Welternährungstag
«Stadtkeller»-Wirt kämpft gegen Hunger auf der Welt

Der Wirt Thomas Schaufelbühl aus Bremgarten spendet heute einen Teil seines Tagesumsatzes zugunsten des Welternährungstags.

Jörg Baumann
Merken
Drucken
Teilen

Heute wird mit dem Welternährungstag der Hungernden auf der ganzen Welt gedacht. Seinen Beitrag dazu leistet auch der Wirt Thomas Schaufelbühl vom Restaurant Stadtkeller in Bremgarten. Der 52-Jährige engagiert sich schon seit zehn Jahren für die Welthungerhilfe und drückt sein Mitgefühl nicht durch eine Schweigeminute, sondern durch seine Arbeit aus. Zusammen mit 500 anderen Schweizer Wirten verzichtet er heute nämlich auf einen Teil des Tagesumsatzes und stellt ihn der Entwicklungshilfeorganisation Terre des Hommes zur Verfügung. «Mein Beitrag ist ein Tropfen auf den heissen Stein», ist er sich bewusst. Aber er könne angesichts des Welthun-gers nicht einfach abseitsstehen und nichts dagegen unternehmen.

«Leute essen zu viel Fleisch»

«Viele Faktoren sind für den Hunger in der Welt verantwortlich. Einer davon ist, dass die Leute, die im Wohlstand leben dürfen, zu viel Fleisch essen», sagt Schaufelbühl. Die Vollkornküche und vegetarische Gerichte nehmen deshalb als Alternative auf der Speisekarte im «Stadtkeller» einen wichtigen Platz ein. «Vollreis habe ich schon bei meinen Eltern durchgesetzt, als diese das Restaurant noch führten», berichtet Thomas Schaufelbühl.

Aber der Wirt kämpft nicht sektiererisch gegen das Fleischessen. Nur setze er sich dafür ein, dass ein Tier ganz verwertet werde und bei ihm auch «Ghackets», Siedfleisch und Voressen auf den Tisch kämen. Heute gibt es im «Stadtkeller» Siedfleisch und Bündner Polenta an einer Preiselbeersauce, Lammhaxen mit Feigen und als Dessert «Malai Kofta», Tofubällchen an einer schmackhaften Sauce nach indischem Rezept.

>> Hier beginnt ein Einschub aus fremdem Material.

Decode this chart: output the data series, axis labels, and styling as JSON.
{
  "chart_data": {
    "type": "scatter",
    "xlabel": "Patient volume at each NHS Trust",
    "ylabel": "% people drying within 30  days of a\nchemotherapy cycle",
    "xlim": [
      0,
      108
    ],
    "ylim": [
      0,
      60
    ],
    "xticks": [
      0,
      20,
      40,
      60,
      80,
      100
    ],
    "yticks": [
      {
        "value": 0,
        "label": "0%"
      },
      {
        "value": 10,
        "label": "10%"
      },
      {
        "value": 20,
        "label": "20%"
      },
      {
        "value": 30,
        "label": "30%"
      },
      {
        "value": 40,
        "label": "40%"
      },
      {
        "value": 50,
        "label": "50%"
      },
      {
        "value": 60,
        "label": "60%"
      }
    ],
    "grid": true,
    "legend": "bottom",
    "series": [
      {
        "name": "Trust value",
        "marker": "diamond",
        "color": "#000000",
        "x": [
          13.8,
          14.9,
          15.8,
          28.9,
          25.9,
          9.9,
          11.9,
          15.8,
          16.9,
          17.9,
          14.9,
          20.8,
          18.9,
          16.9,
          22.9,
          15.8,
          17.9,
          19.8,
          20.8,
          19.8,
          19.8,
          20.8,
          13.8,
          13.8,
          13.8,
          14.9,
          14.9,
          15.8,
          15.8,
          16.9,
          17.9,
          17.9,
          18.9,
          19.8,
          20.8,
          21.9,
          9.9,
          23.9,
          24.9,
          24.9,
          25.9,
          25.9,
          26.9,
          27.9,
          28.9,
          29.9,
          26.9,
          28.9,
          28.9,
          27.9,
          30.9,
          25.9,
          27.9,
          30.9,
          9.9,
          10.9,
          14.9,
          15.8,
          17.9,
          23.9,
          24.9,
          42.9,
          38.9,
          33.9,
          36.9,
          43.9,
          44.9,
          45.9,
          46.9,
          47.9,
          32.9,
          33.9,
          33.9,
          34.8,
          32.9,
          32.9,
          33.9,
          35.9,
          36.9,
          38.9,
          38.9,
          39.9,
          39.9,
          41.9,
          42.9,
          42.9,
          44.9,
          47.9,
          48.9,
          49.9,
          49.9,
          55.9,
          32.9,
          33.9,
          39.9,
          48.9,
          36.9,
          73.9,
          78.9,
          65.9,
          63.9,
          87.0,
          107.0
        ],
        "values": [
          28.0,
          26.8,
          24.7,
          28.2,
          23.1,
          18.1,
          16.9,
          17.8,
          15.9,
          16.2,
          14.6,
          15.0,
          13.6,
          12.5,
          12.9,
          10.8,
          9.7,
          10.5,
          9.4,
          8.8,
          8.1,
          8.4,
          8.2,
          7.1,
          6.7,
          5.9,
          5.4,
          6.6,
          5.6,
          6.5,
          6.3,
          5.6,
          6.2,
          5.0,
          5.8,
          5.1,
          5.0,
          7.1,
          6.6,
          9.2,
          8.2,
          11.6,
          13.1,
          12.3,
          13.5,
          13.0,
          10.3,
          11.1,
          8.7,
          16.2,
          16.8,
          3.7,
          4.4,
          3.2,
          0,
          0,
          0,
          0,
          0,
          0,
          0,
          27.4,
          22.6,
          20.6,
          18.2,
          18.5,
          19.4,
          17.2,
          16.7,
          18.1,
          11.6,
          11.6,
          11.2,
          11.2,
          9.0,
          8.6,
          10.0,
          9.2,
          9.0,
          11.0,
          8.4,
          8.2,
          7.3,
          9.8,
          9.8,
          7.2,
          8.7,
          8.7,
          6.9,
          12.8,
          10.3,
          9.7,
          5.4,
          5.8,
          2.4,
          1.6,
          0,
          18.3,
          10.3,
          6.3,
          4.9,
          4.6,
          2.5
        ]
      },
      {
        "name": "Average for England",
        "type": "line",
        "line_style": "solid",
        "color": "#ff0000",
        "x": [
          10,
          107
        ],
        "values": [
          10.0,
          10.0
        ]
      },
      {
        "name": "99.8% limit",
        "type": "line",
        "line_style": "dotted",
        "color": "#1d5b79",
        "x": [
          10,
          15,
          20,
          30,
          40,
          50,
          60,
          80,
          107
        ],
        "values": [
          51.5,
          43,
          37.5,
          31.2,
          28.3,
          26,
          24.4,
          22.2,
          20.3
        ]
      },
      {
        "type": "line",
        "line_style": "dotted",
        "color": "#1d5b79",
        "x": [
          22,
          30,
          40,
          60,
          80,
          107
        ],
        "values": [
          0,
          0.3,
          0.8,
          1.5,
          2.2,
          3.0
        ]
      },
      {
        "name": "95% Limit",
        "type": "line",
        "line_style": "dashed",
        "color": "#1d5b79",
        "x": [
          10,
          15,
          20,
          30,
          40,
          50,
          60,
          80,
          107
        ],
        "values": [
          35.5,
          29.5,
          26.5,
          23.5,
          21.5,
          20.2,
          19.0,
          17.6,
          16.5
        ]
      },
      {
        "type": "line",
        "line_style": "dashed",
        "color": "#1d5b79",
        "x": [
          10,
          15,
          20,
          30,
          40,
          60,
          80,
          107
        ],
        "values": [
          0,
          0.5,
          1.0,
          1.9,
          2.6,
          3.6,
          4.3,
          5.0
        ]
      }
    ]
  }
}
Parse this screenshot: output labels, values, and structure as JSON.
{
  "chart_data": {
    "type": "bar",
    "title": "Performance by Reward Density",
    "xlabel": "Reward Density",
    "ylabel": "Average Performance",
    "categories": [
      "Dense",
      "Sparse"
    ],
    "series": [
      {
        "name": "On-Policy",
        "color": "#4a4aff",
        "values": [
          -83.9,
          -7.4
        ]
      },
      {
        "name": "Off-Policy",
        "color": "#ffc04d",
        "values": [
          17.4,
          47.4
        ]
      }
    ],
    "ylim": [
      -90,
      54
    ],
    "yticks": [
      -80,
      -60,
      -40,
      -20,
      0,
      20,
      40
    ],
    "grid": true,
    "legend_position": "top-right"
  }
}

Gäste werden diskret informiert

Schaufelbühl informiert seine Gäste diskret über sein Anliegen um den Welternährungstag: «Ich lege nur die auf diesen Tag vorbereiteten Tischsets und die Flyer auf. Kein Gast mag es, wenn man mit dem Elend auf der Welt zu dick aufträgt. Ein paar Hinweise sollen genügen.»

Eine Milliarde Menschen leiden weltweit Hunger, 24000 sterben täglich daran. Schweizer Jugendliche demonstrieren heute still auf dem Bundesplatz in Bern gegen den Hunger und das Elend auf der Welt. Die Burgerglocke des Berner Münsters läutet 24-mal und erinnert so daran, dass schon wieder 24000 Menschen am Hunger gestorben sind.